Scanlon connects quite a lot of things in this essay with this overall observation, and I’m not sure they all connect, but it’s an interesting lens to think about a lot of seemingly disparate things going on these days.
Mega Man II – Full SNES 16-Bit Conversion Announced, RetroRGB, Bob, March 25, 2026
I love the hobbyist labors of love that you see with these old games, and old pieces of culture in general. I’m not sure how copyright technically affects this. I don’t care. It’s awesome to see a long afterlife for beloved cultural artifacts, long after the original developer has moved on.

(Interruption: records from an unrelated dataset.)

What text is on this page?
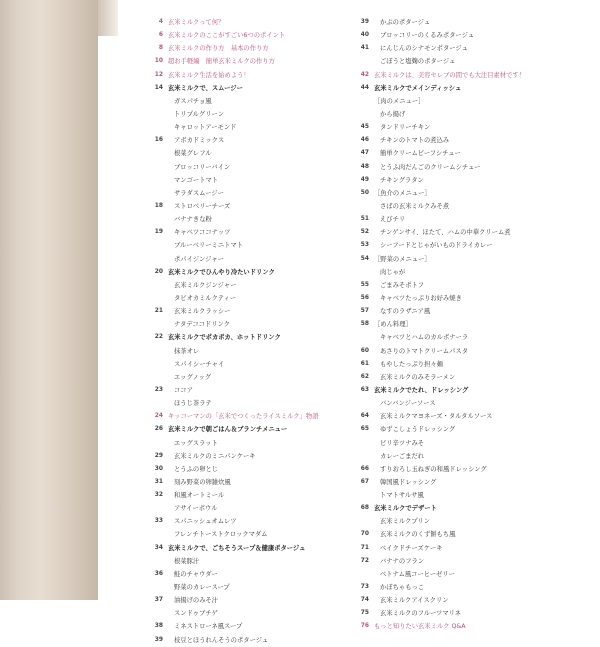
4 玄米ミルクって何？
6 玄米ミルクのここがすごい6つのポイント
8 玄米ミルクの作り方　基本の作り方
10 超お手軽編　簡単玄米ミルクの作り方
12 玄米ミルク生活を始めよう！
14 玄米ミルクで、スムージー
ガスパチョ風
トリプルグリーン
キャロットアーモンド
16 アボカドミックス
根菜グレフル
ブロッコリーバイン
マンゴートマト
サラダスムージー
18 ストロベリーチーズ
バナナきな粉
19 キャベツココナッツ
ブルーベリーミニトマト
ポパイジンジャー
20 玄米ミルクでひんやり冷たいドリンク
玄米ミルクジンジャー
タピオカミルクティー
21 玄米ミルクラッシー
ナタデココドリンク
22 玄米ミルクでポカポカ、ホットドリンク
抹茶オレ
スパイシーチャイ
エッグノッグ
23 ココア
ほうじ茶ラテ
24 キッコーマンの「玄米でつくったライスミルク」物語
26 玄米ミルクで朝ごはん＆ブランチメニュー
エッグスラット
29 玄米ミルクのミニパンケーキ
30 とうふの卵とじ
31 刻み野菜の卵雑炊風
32 和風オートミール
アサイーボウル
33 スパニッシュオムレツ
フレンチトーストクロックマダム
34 玄米ミルクで、ごちそうスープ＆健康ポタージュ
根菜豚汁
36 鮭のチャウダー
野菜のカレースープ
37 油揚げのみそ汁
スンドゥブチゲ
38 ミネストローネ風スープ
39 枝豆とほうれんそうのポタージュ
39 かぶのポタージュ
40 ブロッコリーのくるみポタージュ
41 にんじんのシナモンポタージュ
ごぼうと塩麹のポタージュ
42 玄米ミルクは、美容セレブの間でも大注目素材です！
44 玄米ミルクでメインディッシュ
［肉のメニュー］
から揚げ
45 タンドリーチキン
46 チキンのトマトの煮込み
47 簡単クリームビーフシチュー
48 とうふ肉だんごのクリームシチュー
49 チキングラタン
50 ［魚介のメニュー］
さばの玄米ミルクみそ煮
51 えびチリ
52 チンゲンサイ、ほたて、ハムの中華クリーム煮
53 シーフードとじゃがいものドライカレー
54 ［野菜のメニュー］
肉じゃが
55 ごまみそポトフ
56 キャベツたっぷりお好み焼き
57 なすのラザニア風
58 ［めん料理］
キャベツとハムのカルボナーラ
60 あさりのトマトクリームパスタ
61 もやしたっぷり担々麺
62 玄米ミルクのみそラーメン
63 玄米ミルクでたれ、ドレッシング
バンバンジーソース
64 玄米ミルクマヨネーズ・タルタルソース
65 ゆずこしょうドレッシング
ピリ辛ツナみそ
カレーごまだれ
66 すりおろし玉ねぎの和風ドレッシング
67 韓国風ドレッシング
トマトサルサ風
68 玄米ミルクでデザート
玄米ミルクプリン
70 玄米ミルクのくず餅もち風
71 ベイクドチーズケーキ
72 バナナのフラン
ベトナム風コーヒーゼリー
73 かぼちゃもっこ
74 玄米ミルクアイスクリン
75 玄米ミルクのフルーツマリネ
76 もっと知りたい玄米ミルク Q&A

The developer Infidelity has just announced he’s working on a complete 16-bit overhaul of Mega Man II, based on his NES to SNES conversion. This will be an aesthetic upgrade that will still play exactly like the original NES version (and his current conversion), just with the reduced slowdown and sprite flicker these SNES conversions allow. The project is just beginning and he’s looking for an artist to help with the graphics, so this might end up being an awesome collaboration.